If you don’t know what sitemap is – here is a quote from Google site:
The Sitemap Protocol allows you to inform search engines about URLs on your websites that are available for crawling. In its simplest form, a Sitemap that uses the Sitemap Protocol is an XML file that lists URLs for a site. The protocol was written to be highly scalable so it can accommodate sites of any size. It also enables webmasters to include additional information about each URL (when it was last updated; how often it changes; how important it is in relation to other URLs in the site) so that search engines can more intelligently crawl the site.
Here is a sample sitemap for a taste, if you want to know more, be sure to read protocol specification.
<?xml version="1.0" encoding="UTF-8"?>
<urlset xmlns="http://www.google.com/schemas/sitemap/0.84">
<url>
<loc>http://www.example.com/</loc>
<lastmod>2005-01-01</lastmod>
<changefreq>monthly</changefreq>
<priority>0.8</priority>
</url>
</urlset>
If you wan’t to see the real thing, you can take a look at my blogs sitemap: http://www.vidmar.net/weblog/sitemap.ashx
The whole thing is implement as a custom HttpHandler. Let’s do the registration of custom handler at the beginning so we don’t forget it. Put something like this in your web.config HandlerConfiguration section:
<HttpHandler pattern="Sitemap.ashx" type="Subtext.Web.SiteMap.SiteMapHttpHandler, Subtext.Web" handlerType="Direct"/>
I could use XmlWritter or even use WriteLine() method to generate Xml content (some other implementations you’ll find on the net use that approach), but I decided to do it "the right way". I represented the base Url structure with a class and collection as a List<>, decorated those with some Xml serialization attributes so that the class and members names are violating good naming practices.
[XmlElementAttribute(ElementName = "lastmod", DataType="date")]

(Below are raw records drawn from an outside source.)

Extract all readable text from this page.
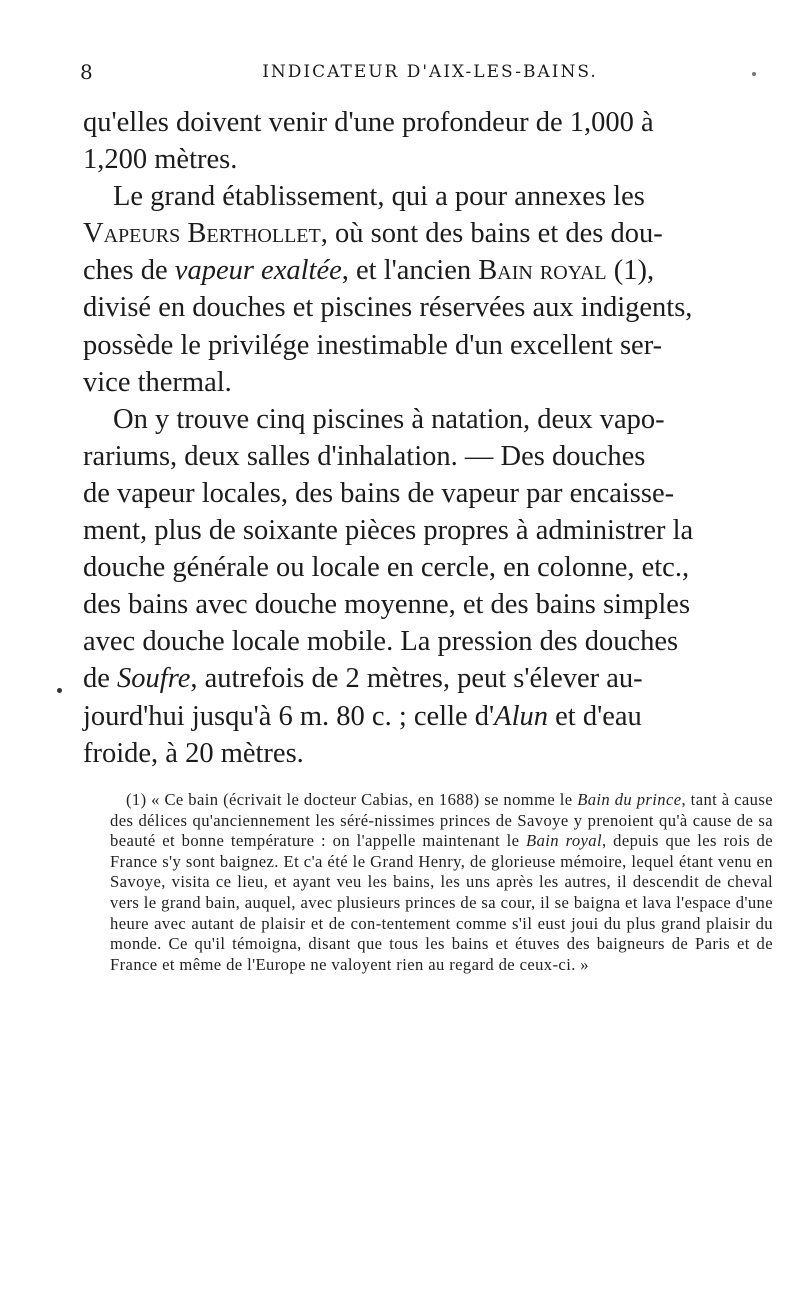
8	INDICATEUR D'AIX-LES-BAINS.

qu'elles doivent venir d'une profondeur de 1,000 à
1,200 mètres.

Le grand établissement, qui a pour annexes les
Vapeurs Berthollet, où sont des bains et des dou-
ches de vapeur exaltée, et l'ancien Bain royal (1),
divisé en douches et piscines réservées aux indigents,
possède le privilége inestimable d'un excellent ser-
vice thermal.

On y trouve cinq piscines à natation, deux vapo-
rariums, deux salles d'inhalation. — Des douches
de vapeur locales, des bains de vapeur par encaisse-
ment, plus de soixante pièces propres à administrer la
douche générale ou locale en cercle, en colonne, etc.,
des bains avec douche moyenne, et des bains simples
avec douche locale mobile. La pression des douches
de Soufre, autrefois de 2 mètres, peut s'élever au-
jourd'hui jusqu'à 6 m. 80 c. ; celle d'Alun et d'eau
froide, à 20 mètres.

(1) « Ce bain (écrivait le docteur Cabias, en 1688) se nomme le Bain du prince, tant à cause des délices qu'anciennement les séré-nissimes princes de Savoye y prenoient qu'à cause de sa beauté et bonne température : on l'appelle maintenant le Bain royal, depuis que les rois de France s'y sont baignez. Et c'a été le Grand Henry, de glorieuse mémoire, lequel étant venu en Savoye, visita ce lieu, et ayant veu les bains, les uns après les autres, il descendit de cheval vers le grand bain, auquel, avec plusieurs princes de sa cour, il se baigna et lava l'espace d'une heure avec autant de plaisir et de con-tentement comme s'il eust joui du plus grand plaisir du monde. Ce qu'il témoigna, disant que tous les bains et étuves des baigneurs de Paris et de France et même de l'Europe ne valoyent rien au regard de ceux-ci. »
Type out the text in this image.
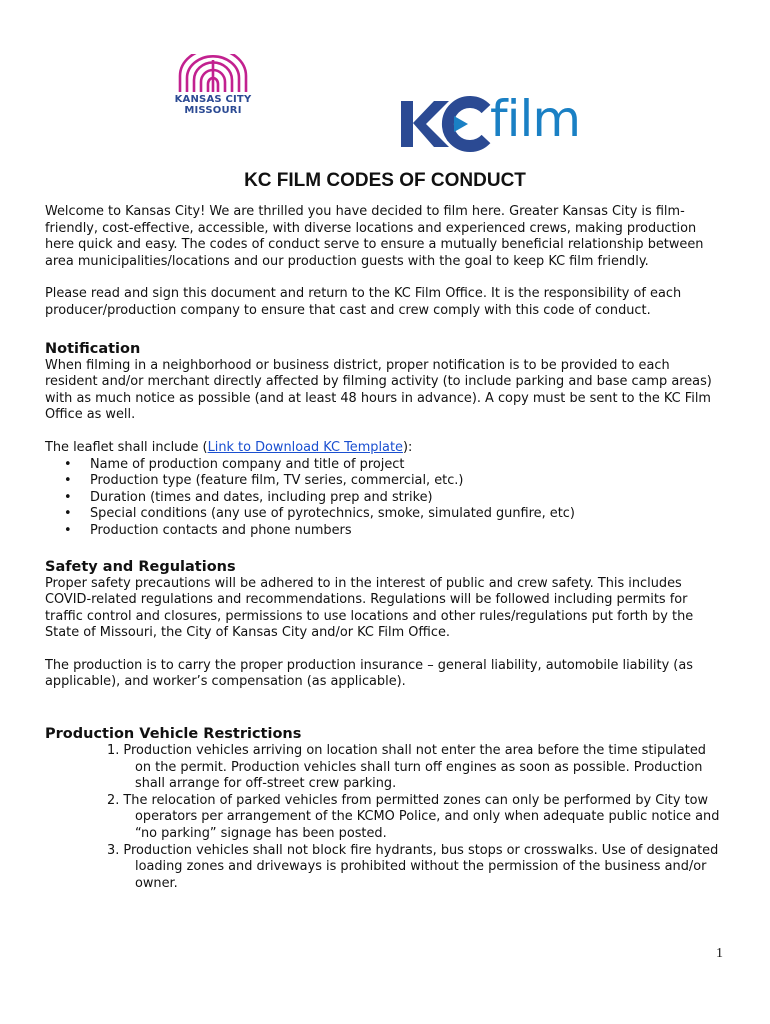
KANSAS CITY
MISSOURI	film
KC FILM CODES OF CONDUCT

Welcome to Kansas City! We are thrilled you have decided to film here. Greater Kansas City is film-friendly, cost-effective, accessible, with diverse locations and experienced crews, making production here quick and easy. The codes of conduct serve to ensure a mutually beneficial relationship between area municipalities/locations and our production guests with the goal to keep KC film friendly.

Please read and sign this document and return to the KC Film Office. It is the responsibility of each producer/production company to ensure that cast and crew comply with this code of conduct.

Notification

When filming in a neighborhood or business district, proper notification is to be provided to each resident and/or merchant directly affected by filming activity (to include parking and base camp areas) with as much notice as possible (and at least 48 hours in advance). A copy must be sent to the KC Film Office as well.

The leaflet shall include (Link to Download KC Template):

• Name of production company and title of project
• Production type (feature film, TV series, commercial, etc.)
• Duration (times and dates, including prep and strike)
• Special conditions (any use of pyrotechnics, smoke, simulated gunfire, etc)
• Production contacts and phone numbers
Safety and Regulations

Proper safety precautions will be adhered to in the interest of public and crew safety. This includes COVID-related regulations and recommendations. Regulations will be followed including permits for traffic control and closures, permissions to use locations and other rules/regulations put forth by the State of Missouri, the City of Kansas City and/or KC Film Office.

The production is to carry the proper production insurance – general liability, automobile liability (as applicable), and worker’s compensation (as applicable).

Production Vehicle Restrictions
1. Production vehicles arriving on location shall not enter the area before the time stipulated on the permit. Production vehicles shall turn off engines as soon as possible. Production shall arrange for off-street crew parking.
2. The relocation of parked vehicles from permitted zones can only be performed by City tow operators per arrangement of the KCMO Police, and only when adequate public notice and “no parking” signage has been posted.
3. Production vehicles shall not block fire hydrants, bus stops or crosswalks. Use of designated loading zones and driveways is prohibited without the permission of the business and/or owner.
1
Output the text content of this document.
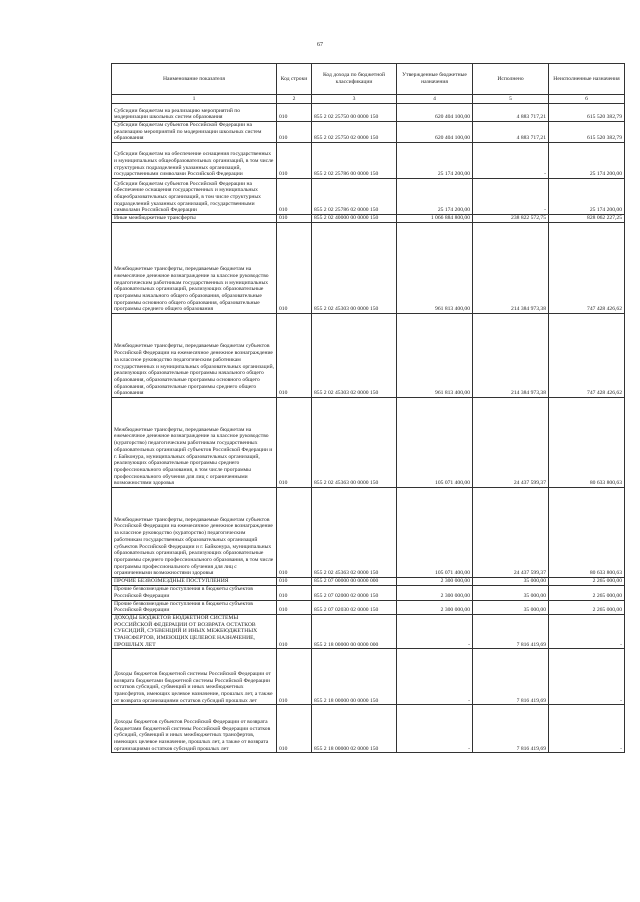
67
Наименование показателя	Код строки	Код дохода по бюджетной классификации	Утвержденные бюджетные назначения	Исполнено	Неисполненные назначения
1	2	3	4	5	6
Субсидии бюджетам на реализацию мероприятий по модернизации школьных систем образования	010	855 2 02 25750 00 0000 150	620 404 100,00	4 883 717,21	615 520 382,79
Субсидии бюджетам субъектов Российской Федерации на реализацию мероприятий по модернизации школьных систем образования	010	855 2 02 25750 02 0000 150	620 404 100,00	4 883 717,21	615 520 382,79
Субсидии бюджетам на обеспечение оснащения государственных и муниципальных общеобразовательных организаций, в том числе структурных подразделений указанных организаций, государственными символами Российской Федерации	010	855 2 02 25786 00 0000 150	25 174 200,00	-	25 174 200,00
Субсидии бюджетам субъектов Российской Федерации на обеспечение оснащения государственных и муниципальных общеобразовательных организаций, в том числе структурных подразделений указанных организаций, государственными символами Российской Федерации	010	855 2 02 25786 02 0000 150	25 174 200,00	-	25 174 200,00
Иные межбюджетные трансферты	010	855 2 02 40000 00 0000 150	1 066 884 800,00	238 822 572,75	828 062 227,25
Межбюджетные трансферты, передаваемые бюджетам на ежемесячное денежное вознаграждение за классное руководство педагогическим работникам государственных и муниципальных образовательных организаций, реализующих образовательные программы начального общего образования, образовательные программы основного общего образования, образовательные программы среднего общего образования	010	855 2 02 45303 00 0000 150	961 813 400,00	214 384 973,38	747 428 426,62
Межбюджетные трансферты, передаваемые бюджетам субъектов Российской Федерации на ежемесячное денежное вознаграждение за классное руководство педагогическим работникам государственных и муниципальных образовательных организаций, реализующих образовательные программы начального общего образования, образовательные программы основного общего образования, образовательные программы среднего общего образования	010	855 2 02 45303 02 0000 150	961 813 400,00	214 384 973,38	747 428 426,62
Межбюджетные трансферты, передаваемые бюджетам на ежемесячное денежное вознаграждение за классное руководство (кураторство) педагогическим работникам государственных образовательных организаций субъектов Российской Федерации и г. Байконура, муниципальных образовательных организаций, реализующих образовательные программы среднего профессионального образования, в том числе программы профессионального обучения для лиц с ограниченными возможностями здоровья	010	855 2 02 45363 00 0000 150	105 071 400,00	24 437 599,37	80 633 800,63
Межбюджетные трансферты, передаваемые бюджетам субъектов Российской Федерации на ежемесячное денежное вознаграждение за классное руководство (кураторство) педагогическим работникам государственных образовательных организаций субъектов Российской Федерации и г. Байконура, муниципальных образовательных организаций, реализующих образовательные программы среднего профессионального образования, в том числе программы профессионального обучения для лиц с ограниченными возможностями здоровья	010	855 2 02 45363 02 0000 150	105 071 400,00	24 437 599,37	80 633 800,63
ПРОЧИЕ БЕЗВОЗМЕЗДНЫЕ ПОСТУПЛЕНИЯ	010	855 2 07 00000 00 0000 000	2 300 000,00	35 000,00	2 265 000,00
Прочие безвозмездные поступления в бюджеты субъектов Российской Федерации	010	855 2 07 02000 02 0000 150	2 300 000,00	35 000,00	2 265 000,00
Прочие безвозмездные поступления в бюджеты субъектов Российской Федерации	010	855 2 07 02030 02 0000 150	2 300 000,00	35 000,00	2 265 000,00
ДОХОДЫ БЮДЖЕТОВ БЮДЖЕТНОЙ СИСТЕМЫ РОССИЙСКОЙ ФЕДЕРАЦИИ ОТ ВОЗВРАТА ОСТАТКОВ СУБСИДИЙ, СУБВЕНЦИЙ И ИНЫХ МЕЖБЮДЖЕТНЫХ ТРАНСФЕРТОВ, ИМЕЮЩИХ ЦЕЛЕВОЕ НАЗНАЧЕНИЕ, ПРОШЛЫХ ЛЕТ	010	855 2 18 00000 00 0000 000	-	7 816 419,69	-
Доходы бюджетов бюджетной системы Российской Федерации от возврата бюджетами бюджетной системы Российской Федерации остатков субсидий, субвенций и иных межбюджетных трансфертов, имеющих целевое назначение, прошлых лет, а также от возврата организациями остатков субсидий прошлых лет	010	855 2 18 00000 00 0000 150	-	7 816 419,69	-
Доходы бюджетов субъектов Российской Федерации от возврата бюджетами бюджетной системы Российской Федерации остатков субсидий, субвенций и иных межбюджетных трансфертов, имеющих целевое назначение, прошлых лет, а также от возврата организациями остатков субсидий прошлых лет	010	855 2 18 00000 02 0000 150	-	7 816 419,69	-
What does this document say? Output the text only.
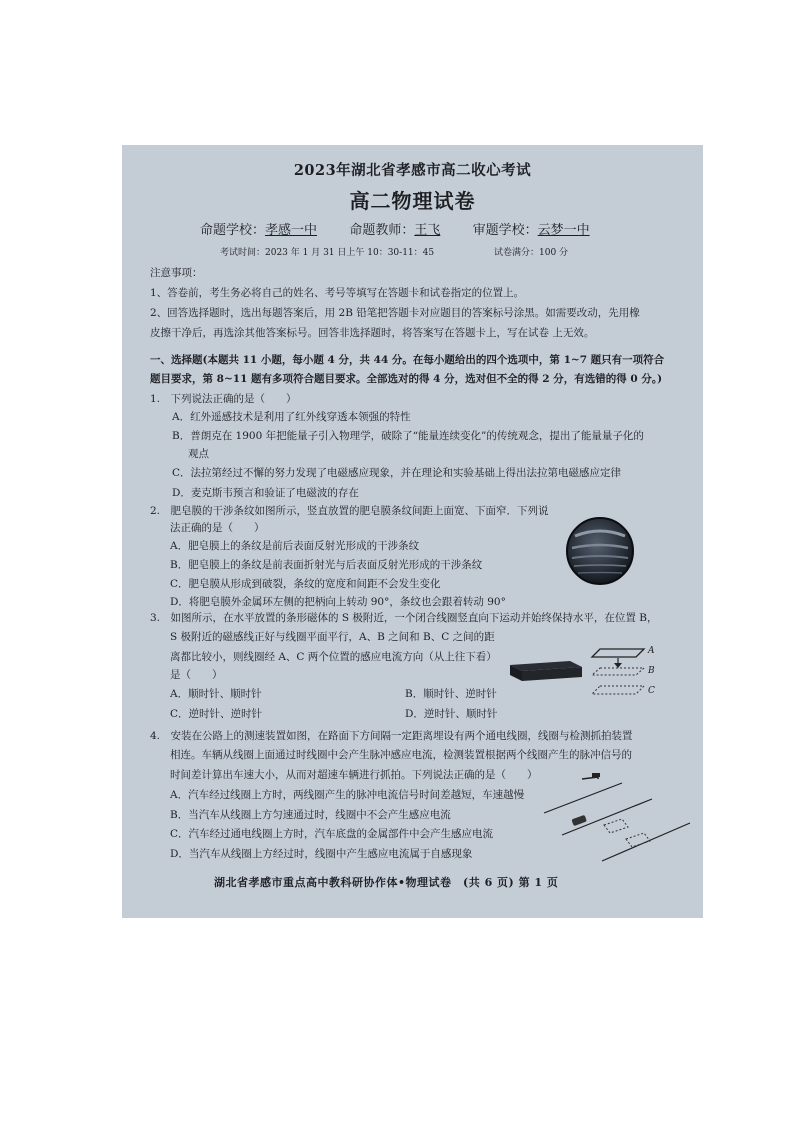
2023年湖北省孝感市高二收心考试
高二物理试卷
命题学校：孝感一中 命题教师：王飞 审题学校：云梦一中
考试时间：2023 年 1 月 31 日上午 10：30-11：45	试卷满分：100 分
注意事项：
1、答卷前，考生务必将自己的姓名、考号等填写在答题卡和试卷指定的位置上。
2、回答选择题时，选出每题答案后，用 2B 铅笔把答题卡对应题目的答案标号涂黑。如需要改动，先用橡
皮擦干净后，再选涂其他答案标号。回答非选择题时，将答案写在答题卡上，写在试卷 上无效。
一、选择题(本题共 11 小题，每小题 4 分，共 44 分。在每小题给出的四个选项中，第 1~7 题只有一项符合
题目要求，第 8~11 题有多项符合题目要求。全部选对的得 4 分，选对但不全的得 2 分，有选错的得 0 分。)
1.　下列说法正确的是（　　）
A．红外遥感技术是利用了红外线穿透本领强的特性
B．普朗克在 1900 年把能量子引入物理学，破除了“能量连续变化”的传统观念，提出了能量量子化的
观点
C．法拉第经过不懈的努力发现了电磁感应现象，并在理论和实验基础上得出法拉第电磁感应定律
D．麦克斯韦预言和验证了电磁波的存在
2.　肥皂膜的干涉条纹如图所示，竖直放置的肥皂膜条纹间距上面宽、下面窄．下列说
法正确的是（　　）
A．肥皂膜上的条纹是前后表面反射光形成的干涉条纹
B．肥皂膜上的条纹是前表面折射光与后表面反射光形成的干涉条纹
C．肥皂膜从形成到破裂，条纹的宽度和间距不会发生变化
D．将肥皂膜外金属环左侧的把柄向上转动 90°，条纹也会跟着转动 90°
3.　如图所示，在水平放置的条形磁体的 S 极附近，一个闭合线圈竖直向下运动并始终保持水平，在位置 B，
S 极附近的磁感线正好与线圈平面平行，A、B 之间和 B、C 之间的距
离都比较小，则线圈经 A、C 两个位置的感应电流方向（从上往下看）
是（　　）
A．顺时针、顺时针	B．顺时针、逆时针
C．逆时针、逆时针	D．逆时针、顺时针
A
B
C
4.　安装在公路上的测速装置如图，在路面下方间隔一定距离埋设有两个通电线圈，线圈与检测抓拍装置
相连。车辆从线圈上面通过时线圈中会产生脉冲感应电流，检测装置根据两个线圈产生的脉冲信号的
时间差计算出车速大小，从而对超速车辆进行抓拍。下列说法正确的是（　　）
A．汽车经过线圈上方时，两线圈产生的脉冲电流信号时间差越短，车速越慢
B．当汽车从线圈上方匀速通过时，线圈中不会产生感应电流
C．汽车经过通电线圈上方时，汽车底盘的金属部件中会产生感应电流
D．当汽车从线圈上方经过时，线圈中产生感应电流属于自感现象
湖北省孝感市重点高中教科研协作体•物理试卷　(共 6 页) 第 1 页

public DateTime LastModified
{
get { return lastModified; }
set { lastModified = value; }
}
When needed I XmlSerialize the class and I get just the right output. Here is a sample – “lastmod” field:
XmlSerializer serializer = new XmlSerializer(typeof(UrlCollection));
XmlTextWriter xmlTextWriter = new XmlTextWriter(context.Response.OutputStream, Encoding.UTF8);
serializer.Serialize(xmlTextWriter, urlCollection);
Usage of the class is really simple... Create instance, fill UrlList with the pages you want to report to google, figure out your priorities and last changed dates and you're set - submit your sitemap to Google and start enjoying better indexation! (is that a even a word?!)
UrlCollection urlCollection = new UrlCollection();
// Let's add home page
Url homePage = new Url(Config.CurrentBlog.HomeFullyQualifiedUrl, DateTime.Now, ChangeFrequency.Daily, 1.0M);
urlCollection.Add(homePage);
And that’s it. I wanted to implement it on si.blogs tonight but I realized it’s .NET 1.1. Bummer. Well, some other winter night, I guess.